Urige Atmosphäre in Alkens Gassen, Höfen und Keller
Fünf Weingüter öffneten ihre Tore zum Wein- und Winzerhoffest
Alken. Guter Wein, Leckeres aus der Winzerküche, Musik und Stimmung – dafür stand auch das 53. Wein- und Winzerhoffest, ausgerichtet von fünf Alkener Winzern. Drei Tage lang feierten Gäste aus nah und fern bei bester Laune und genossen Gutes für Leib und Seele. Schon freitags waren Besucher der Partnerstädte aus Holland und Belgien angereist. Sie lassen es sich nicht nehmen, dieses traditionelle Geschehen jedes Jahr mit zu feiern. Dadurch haben sich viele jahrelange Freundschaften entwickelt. Am Freitag hieß es um 18 Uhr: „Höfe und Keller sind geöffnet“! Vier Weingüter luden zu Livemusik ein: im Weingut Löhr spielten die „Schdäifleda“, das „Duo Timeless“ sorgte im Weingut Wegrzynowski für Stimmung, im Weingut Thönnes tat dies „Acoustic Playground“. Livemusik mit „Ronny“ lockte viele Gäste ins Weingut Hammes.

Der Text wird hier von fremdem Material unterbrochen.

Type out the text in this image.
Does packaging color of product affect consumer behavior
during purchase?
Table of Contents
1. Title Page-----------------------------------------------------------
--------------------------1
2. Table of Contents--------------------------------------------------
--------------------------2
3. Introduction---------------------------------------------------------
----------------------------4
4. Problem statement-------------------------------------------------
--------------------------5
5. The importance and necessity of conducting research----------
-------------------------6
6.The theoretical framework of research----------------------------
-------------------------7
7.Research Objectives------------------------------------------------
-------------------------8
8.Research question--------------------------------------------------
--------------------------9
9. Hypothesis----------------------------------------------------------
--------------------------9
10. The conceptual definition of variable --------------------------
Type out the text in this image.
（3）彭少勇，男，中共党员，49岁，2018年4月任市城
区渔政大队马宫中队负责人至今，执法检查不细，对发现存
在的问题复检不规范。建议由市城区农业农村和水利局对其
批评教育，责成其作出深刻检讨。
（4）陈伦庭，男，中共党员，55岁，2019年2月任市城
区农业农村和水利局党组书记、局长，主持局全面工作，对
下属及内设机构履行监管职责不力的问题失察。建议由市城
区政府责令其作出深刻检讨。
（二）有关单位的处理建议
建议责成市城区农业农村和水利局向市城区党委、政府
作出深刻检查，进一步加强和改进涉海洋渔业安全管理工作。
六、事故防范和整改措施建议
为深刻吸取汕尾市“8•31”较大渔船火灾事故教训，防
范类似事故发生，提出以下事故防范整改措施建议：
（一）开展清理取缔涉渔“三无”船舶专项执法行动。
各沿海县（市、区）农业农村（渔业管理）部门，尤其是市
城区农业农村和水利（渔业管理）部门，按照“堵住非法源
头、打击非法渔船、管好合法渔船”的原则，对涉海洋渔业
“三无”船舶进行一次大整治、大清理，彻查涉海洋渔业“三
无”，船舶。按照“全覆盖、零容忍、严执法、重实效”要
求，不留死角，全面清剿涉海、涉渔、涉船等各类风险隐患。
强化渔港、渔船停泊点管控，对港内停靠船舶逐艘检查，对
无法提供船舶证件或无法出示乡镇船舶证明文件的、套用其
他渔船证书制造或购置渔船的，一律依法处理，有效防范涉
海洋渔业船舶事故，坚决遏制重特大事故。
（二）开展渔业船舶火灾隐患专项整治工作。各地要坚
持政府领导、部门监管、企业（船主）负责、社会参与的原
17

Die abendliche Livemusik wurde von den Weingütern auch an den folgenden Tagen mit wechselnden Musikgruppen geboten, die für moselländische Stimmung in den Gassen sorgten. Für Interessierte gab es eine Abendführung durch das historische Alken. Ein fester Programmpunkt des Wein- und Winzerhoffestes ist die Abholung der Weinkönigin. Dazu trafen sich Alkener Bürger, Besucher und Mitglieder der Ortsgemeinde im Weingut Löhr. Für die Verbandsgemeinde Rhein-Mosel war Verbandsbürgermeister Bruno Seibeld gekommen und Rudi Zenz in Vertretung des Landrates. Angeführt von den traditionell gekleideten Winzerkindern und musikalisch begleitet von der „Mosella Oberfell“, zogen sie zum Haus der Weinkönigin Franziska II. Dort, im Weingut Matthias Schunk, wurden sie auch von einigen Weinmajestäten der Untermosel erwartet. Franziska II. mit ihren Prinzessinnen Leah und Sarah präsentiert nun seit einem Jahr mit Charme und Freude ihren Heimatort. Unter reger Beteiligung der Bevölkerung ging es zurück zum Weingut Löhr, wo unter anderem Ansprachen vom Ortsbürgermeister Walter Escher und der Weinmajestäten auf das Fest einstimmten. Beim Klang des bekannten Liedes „Oh Mosella“, gespielt von der „Mosella Oberfell“, schunkelten die Gäste an den geschmückten Tischen und erhoben ihre Gläser. Am Sonntagmorgen luden die Winzerhöfe zum Frühschoppen ein. Neben moseltypischen Speisen wurde auch selbst gemachter Kuchen angeboten. Auch in diesem Jahr war der Höhepunkt und zugleich Abschluss des Wein- und Winzerhoffestes das grandiose Feuerwerk, bei dem es hieß: „Alken im Feuerzauber“.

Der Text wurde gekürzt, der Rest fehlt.